Other daring shots in the video include National League Cy Young Award winner Sandy Alcántara intentionally throwing a pitch straight at a drone and hitting it perfectly, and infielder Luis Arráez hitting a virtual home run and then literally whacking the drone with his bat flip.
Christensen, who is referred to as "The Top Gun Maverick" of drone pilots by his colleagues, operated the drone from behind home plate or a dugout, swerving it between the legs of infielders Jazz Chisholm Jr. and Jean Segura while they were taking simulated at-bats. The pilot also chased sky-high fly balls with the drone, as well.

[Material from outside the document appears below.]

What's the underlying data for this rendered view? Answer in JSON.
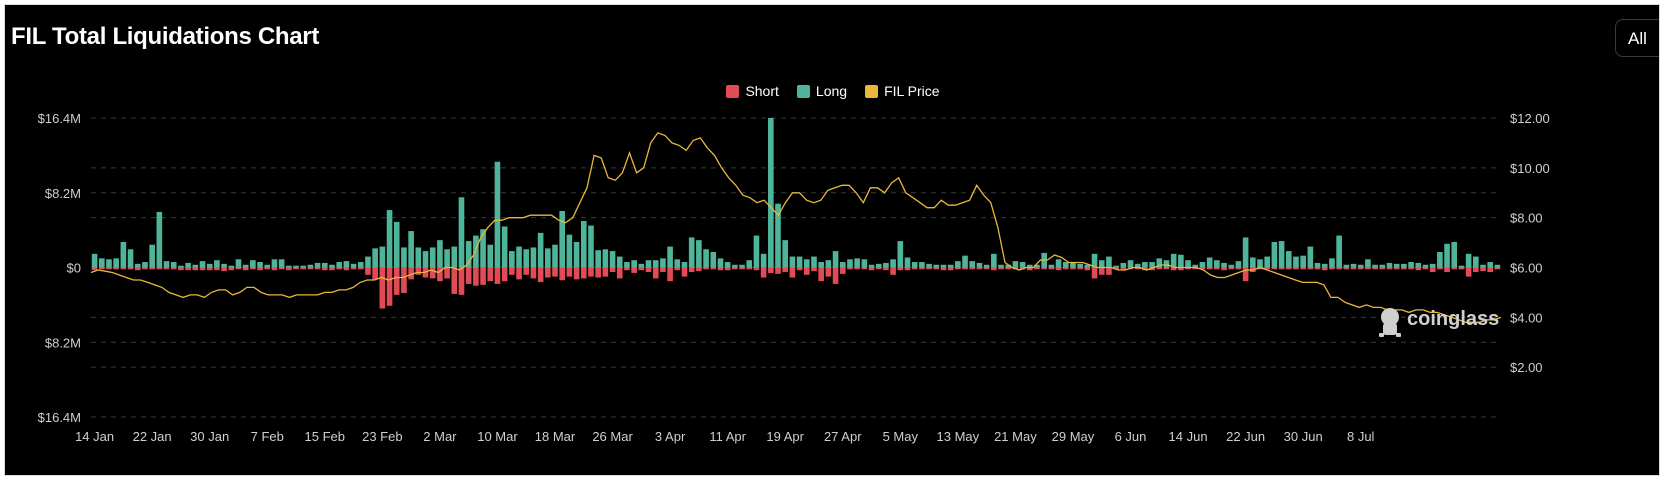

"The players instantly changed their demeanor when they saw drones," said Eric Burak, The Famous Group’s Executive VP, Production. "Jazz Chisholm was asking if he could fly the thing."
While aerial cinematography is gaining steam as an art form, the Marlins are the first Major League Baseball team to integrate unmanned flying objects into a live action camera shoot with players. According to the Marlins' VP of Marketing, Tiago Pinto, the team wants to incorporate this type of technology to cater to their audience.
The Marlins drone idea was initially brainstormed by The Famous Group’s lead creative editor Steve Davis, who immediately thought of JayByrd Films when he heard that the team would provide access to loanDepot park. Christensen had flown drones through bowling alleys, Fenway Park’s NHL Winter Classic, Duke’s Cameron Indoor Stadium, and the Philadelphia Flyers’ arena. But having access to the Marlins players and ballpark had him salivating.
Told they’d be creating a hype video for home Saturday night Heritage games — when the Marlins wear red City Connect jerseys — Christensen and his colleague Erik Nelson brought a Rotor Riot Skylight, an FPV drone that can be fitted with various cameras. They attached a GoPro for the curving shots in between the legs of Chisholm and Segura and a 4K, 420 frame-per-second Freefly Wave camera to depict Alcántara throwing a fastball.
The Marlins assured their players it was okay to "knock the drones askew," and the team believes it is catering to its audience by incorporating drone technology. While drones have been a recent security concern for the NFL and MLB, teams, leagues, and broadcast networks are also deploying drones to get a superior point-of-view of athletes.
For instance, Fox Sports just flew a drone for the first time inside an indoor basketball game at Madison Square Garden’s Big East Tournament, and the network also uses FPV drones to chase 150 mph race cars during NASCAR telecasts. However, for the most part, those drones were behind the scenes.
In the case of the Miami Marlins, they have chosen to place drones front and center, creating a buzz around the team and its innovative use of technology in sports.